Recall the seminal cancer/GFJ trial…they went to GREAT lengths to get controlled GFJ concentrate (no raw fruit). They understood full well the challenge.
"We employed a frozen concentrate product that was tested for furanocoumarin levels prior to delivery of each batch. This ensured consistency across cohorts and is something that must be kept in mind for future studies or applications
You surely aren’t doing this level of GFJ control. And even if you did, you’d probably still have variation in your GFJ dosing AUC due to your weekly changes in digestive dynamics. At an absolute min, buy a few cases of frozen GFJ with same lot #, and take from this, and TRY HARD to reproduce the timing between ingestion, rapamycin taking, AND blood draw lab testing. How hard will this be, and you still get it wrong. The Cmax peak after oral rapamycin is VERY sharp, +/- 15 mins has huge impact on the snapshot. Why go through all this effort if you’re trying to be rigorous? Just focus on reproducing your 1 week trough level, that should be your steady state goal. Clinical trials don’t normally mess with GFJ nor Cmax, only trough levels…and dosing is adjusted accordingly to new trough target (you know each person has different rapamycin absorption profile due to genetics).

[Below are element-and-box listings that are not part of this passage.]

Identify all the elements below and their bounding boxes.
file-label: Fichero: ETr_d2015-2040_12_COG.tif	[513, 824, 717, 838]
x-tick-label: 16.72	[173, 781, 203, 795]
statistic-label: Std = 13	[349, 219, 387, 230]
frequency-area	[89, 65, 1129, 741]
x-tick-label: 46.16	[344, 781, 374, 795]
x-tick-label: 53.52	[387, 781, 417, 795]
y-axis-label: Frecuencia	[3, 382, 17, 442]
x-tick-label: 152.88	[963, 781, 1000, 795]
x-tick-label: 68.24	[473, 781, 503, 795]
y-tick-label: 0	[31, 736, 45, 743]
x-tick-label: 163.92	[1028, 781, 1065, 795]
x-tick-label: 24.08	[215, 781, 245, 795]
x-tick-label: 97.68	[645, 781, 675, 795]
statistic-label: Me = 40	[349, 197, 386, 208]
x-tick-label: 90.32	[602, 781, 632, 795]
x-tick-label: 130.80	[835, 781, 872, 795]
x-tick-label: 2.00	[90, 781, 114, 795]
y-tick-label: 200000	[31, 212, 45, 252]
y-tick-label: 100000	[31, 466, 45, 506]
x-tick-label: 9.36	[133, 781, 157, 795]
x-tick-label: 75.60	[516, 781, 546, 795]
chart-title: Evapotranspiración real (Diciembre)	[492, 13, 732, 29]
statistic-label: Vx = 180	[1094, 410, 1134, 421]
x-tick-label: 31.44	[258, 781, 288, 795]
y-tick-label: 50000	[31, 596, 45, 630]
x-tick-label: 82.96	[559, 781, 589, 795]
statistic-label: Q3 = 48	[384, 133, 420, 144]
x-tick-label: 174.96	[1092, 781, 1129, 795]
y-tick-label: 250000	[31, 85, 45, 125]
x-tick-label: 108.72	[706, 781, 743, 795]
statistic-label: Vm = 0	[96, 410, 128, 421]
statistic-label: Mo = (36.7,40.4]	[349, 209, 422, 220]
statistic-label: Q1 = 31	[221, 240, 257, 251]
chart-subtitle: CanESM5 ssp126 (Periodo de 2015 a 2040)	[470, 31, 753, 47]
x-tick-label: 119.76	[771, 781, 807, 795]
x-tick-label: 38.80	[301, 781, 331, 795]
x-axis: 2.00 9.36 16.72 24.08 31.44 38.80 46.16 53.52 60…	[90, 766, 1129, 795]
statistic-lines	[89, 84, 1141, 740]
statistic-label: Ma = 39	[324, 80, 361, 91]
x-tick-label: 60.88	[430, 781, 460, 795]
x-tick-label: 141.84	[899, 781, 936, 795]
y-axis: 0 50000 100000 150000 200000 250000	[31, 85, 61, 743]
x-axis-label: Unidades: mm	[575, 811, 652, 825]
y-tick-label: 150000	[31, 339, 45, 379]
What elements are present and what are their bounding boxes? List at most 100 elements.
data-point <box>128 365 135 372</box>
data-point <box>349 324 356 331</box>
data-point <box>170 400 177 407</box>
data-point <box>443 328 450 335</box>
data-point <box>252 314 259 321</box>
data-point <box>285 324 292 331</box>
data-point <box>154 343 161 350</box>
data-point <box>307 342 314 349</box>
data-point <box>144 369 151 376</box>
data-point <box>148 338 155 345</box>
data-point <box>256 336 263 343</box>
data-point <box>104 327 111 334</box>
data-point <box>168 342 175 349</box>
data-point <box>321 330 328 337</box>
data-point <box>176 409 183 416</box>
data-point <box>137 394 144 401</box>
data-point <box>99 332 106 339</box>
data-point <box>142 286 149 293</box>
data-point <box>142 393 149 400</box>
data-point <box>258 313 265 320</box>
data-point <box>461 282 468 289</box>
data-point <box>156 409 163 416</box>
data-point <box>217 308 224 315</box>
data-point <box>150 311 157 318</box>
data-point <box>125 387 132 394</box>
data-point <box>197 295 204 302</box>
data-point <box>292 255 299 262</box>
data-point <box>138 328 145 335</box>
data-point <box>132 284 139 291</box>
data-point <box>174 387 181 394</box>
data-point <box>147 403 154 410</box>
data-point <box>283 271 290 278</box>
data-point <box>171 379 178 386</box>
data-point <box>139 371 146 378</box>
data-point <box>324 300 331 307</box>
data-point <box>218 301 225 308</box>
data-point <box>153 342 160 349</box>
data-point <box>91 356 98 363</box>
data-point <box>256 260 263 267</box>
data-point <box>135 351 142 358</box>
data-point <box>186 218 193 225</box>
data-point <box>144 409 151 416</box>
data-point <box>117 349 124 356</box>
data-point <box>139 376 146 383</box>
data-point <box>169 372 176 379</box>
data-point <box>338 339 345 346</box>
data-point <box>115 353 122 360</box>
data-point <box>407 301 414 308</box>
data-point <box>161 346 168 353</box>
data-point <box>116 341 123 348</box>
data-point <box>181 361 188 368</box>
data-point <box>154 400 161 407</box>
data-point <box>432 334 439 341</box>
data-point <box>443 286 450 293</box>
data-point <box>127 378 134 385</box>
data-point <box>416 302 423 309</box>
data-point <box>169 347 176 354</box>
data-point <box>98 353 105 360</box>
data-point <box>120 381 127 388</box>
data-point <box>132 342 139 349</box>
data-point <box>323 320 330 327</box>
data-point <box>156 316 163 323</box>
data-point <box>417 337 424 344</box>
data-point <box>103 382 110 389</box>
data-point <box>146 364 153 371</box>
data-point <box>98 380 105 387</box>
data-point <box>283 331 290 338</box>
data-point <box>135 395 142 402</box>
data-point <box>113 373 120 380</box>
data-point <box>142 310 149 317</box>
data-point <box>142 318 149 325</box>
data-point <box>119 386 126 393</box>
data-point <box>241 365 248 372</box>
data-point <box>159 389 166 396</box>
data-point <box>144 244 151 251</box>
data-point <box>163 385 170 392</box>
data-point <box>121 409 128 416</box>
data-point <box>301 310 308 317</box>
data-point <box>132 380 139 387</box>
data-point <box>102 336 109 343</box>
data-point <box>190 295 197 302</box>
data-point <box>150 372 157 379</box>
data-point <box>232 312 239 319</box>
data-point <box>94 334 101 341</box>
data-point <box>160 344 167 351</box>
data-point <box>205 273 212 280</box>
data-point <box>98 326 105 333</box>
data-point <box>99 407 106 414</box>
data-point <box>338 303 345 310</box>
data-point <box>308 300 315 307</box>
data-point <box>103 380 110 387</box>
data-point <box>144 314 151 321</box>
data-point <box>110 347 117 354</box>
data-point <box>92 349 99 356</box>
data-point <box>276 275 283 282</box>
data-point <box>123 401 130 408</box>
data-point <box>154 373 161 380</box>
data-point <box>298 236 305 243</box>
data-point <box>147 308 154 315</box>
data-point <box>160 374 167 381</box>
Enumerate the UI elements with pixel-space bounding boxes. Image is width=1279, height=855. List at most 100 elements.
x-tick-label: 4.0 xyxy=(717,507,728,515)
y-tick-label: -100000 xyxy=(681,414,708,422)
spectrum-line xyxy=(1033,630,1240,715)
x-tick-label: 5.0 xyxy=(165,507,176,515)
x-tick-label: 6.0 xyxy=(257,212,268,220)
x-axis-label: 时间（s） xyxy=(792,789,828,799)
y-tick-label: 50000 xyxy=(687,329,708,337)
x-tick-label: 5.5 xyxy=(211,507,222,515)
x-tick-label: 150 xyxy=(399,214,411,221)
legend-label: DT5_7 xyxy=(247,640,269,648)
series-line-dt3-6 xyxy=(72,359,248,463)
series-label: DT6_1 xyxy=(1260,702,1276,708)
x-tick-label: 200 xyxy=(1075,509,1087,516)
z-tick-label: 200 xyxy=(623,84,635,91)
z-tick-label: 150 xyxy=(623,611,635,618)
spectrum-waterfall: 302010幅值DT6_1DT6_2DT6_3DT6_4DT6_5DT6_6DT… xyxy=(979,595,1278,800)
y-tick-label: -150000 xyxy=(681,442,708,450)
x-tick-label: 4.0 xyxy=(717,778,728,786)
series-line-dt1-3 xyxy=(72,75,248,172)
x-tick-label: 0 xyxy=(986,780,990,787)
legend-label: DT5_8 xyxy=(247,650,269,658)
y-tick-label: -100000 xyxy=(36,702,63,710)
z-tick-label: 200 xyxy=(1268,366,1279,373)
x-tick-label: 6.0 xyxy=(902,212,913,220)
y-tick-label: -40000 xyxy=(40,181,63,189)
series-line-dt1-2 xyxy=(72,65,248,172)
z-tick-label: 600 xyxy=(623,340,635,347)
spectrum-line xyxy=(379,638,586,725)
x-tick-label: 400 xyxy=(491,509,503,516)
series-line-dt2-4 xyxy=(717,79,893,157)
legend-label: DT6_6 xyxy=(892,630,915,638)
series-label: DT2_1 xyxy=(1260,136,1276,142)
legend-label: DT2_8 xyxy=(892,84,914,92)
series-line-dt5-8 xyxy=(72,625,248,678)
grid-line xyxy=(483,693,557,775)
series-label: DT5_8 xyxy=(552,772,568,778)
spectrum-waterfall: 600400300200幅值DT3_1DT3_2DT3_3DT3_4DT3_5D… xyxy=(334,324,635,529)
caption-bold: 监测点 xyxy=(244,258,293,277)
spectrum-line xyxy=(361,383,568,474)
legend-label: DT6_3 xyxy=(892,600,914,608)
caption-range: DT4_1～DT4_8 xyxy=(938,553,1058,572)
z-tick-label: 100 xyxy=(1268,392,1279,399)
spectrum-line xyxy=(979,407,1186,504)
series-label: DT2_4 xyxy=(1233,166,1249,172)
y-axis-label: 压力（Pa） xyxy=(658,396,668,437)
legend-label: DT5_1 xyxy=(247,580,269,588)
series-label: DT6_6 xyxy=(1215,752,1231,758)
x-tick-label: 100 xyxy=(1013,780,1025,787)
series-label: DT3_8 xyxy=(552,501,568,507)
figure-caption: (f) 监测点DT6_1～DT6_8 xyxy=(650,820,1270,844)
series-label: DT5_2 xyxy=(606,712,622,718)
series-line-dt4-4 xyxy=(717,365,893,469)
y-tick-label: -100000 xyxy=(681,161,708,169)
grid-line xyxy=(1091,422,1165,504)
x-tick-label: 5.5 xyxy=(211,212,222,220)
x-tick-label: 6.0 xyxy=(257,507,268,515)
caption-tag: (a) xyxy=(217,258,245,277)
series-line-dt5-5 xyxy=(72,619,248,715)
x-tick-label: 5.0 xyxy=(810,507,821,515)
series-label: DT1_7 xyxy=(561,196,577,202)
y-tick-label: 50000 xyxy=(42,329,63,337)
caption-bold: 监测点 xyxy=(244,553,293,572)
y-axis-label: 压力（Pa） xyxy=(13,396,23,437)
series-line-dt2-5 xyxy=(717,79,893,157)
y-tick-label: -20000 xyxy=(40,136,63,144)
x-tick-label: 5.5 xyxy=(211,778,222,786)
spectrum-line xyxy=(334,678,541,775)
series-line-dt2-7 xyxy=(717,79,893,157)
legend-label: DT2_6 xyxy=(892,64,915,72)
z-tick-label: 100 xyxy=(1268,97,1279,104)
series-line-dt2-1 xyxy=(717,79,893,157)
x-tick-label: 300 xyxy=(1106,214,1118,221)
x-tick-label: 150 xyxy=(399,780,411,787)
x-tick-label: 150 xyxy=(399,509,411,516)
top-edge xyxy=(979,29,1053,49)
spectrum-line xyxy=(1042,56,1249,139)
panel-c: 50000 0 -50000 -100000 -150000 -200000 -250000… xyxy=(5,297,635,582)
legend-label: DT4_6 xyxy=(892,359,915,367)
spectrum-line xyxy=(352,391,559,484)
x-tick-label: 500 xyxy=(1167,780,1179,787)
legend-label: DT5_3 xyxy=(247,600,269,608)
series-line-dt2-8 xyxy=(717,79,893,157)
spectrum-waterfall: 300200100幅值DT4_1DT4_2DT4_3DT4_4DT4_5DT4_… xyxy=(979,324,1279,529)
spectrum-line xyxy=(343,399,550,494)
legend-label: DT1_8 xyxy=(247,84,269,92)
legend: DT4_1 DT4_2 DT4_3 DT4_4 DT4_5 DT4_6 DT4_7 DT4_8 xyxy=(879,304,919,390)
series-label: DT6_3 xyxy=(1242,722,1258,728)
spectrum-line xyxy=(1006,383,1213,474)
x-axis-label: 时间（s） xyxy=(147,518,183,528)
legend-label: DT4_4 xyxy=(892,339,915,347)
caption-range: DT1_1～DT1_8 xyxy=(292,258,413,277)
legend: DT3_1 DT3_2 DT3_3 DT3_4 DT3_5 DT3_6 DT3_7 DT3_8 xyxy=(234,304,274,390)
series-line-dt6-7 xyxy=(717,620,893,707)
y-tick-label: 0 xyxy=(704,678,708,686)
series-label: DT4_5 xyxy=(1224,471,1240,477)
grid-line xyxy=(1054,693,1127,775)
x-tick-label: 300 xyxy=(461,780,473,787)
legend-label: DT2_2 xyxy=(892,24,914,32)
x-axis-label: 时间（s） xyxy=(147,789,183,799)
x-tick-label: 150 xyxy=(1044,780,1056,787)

Unless you are trying to save $, I would do ONLY rapamycin so you have a far better controlled intervention. And now think, all the metabolic parameters you are spending time/money on, that are MASSIVELY impacted by the steady state rapamycin AUC signal are ALL going wonky because you cannot control your weekly rapamycin AUC. Blood markers, aging tests, you name it.
Ditch the GFJ, eliminate variability in your amazing rigorous n=1 experiment. You will only confound forward data, and may make the wrong next interventional decision.
Good science does not rely on “hope”.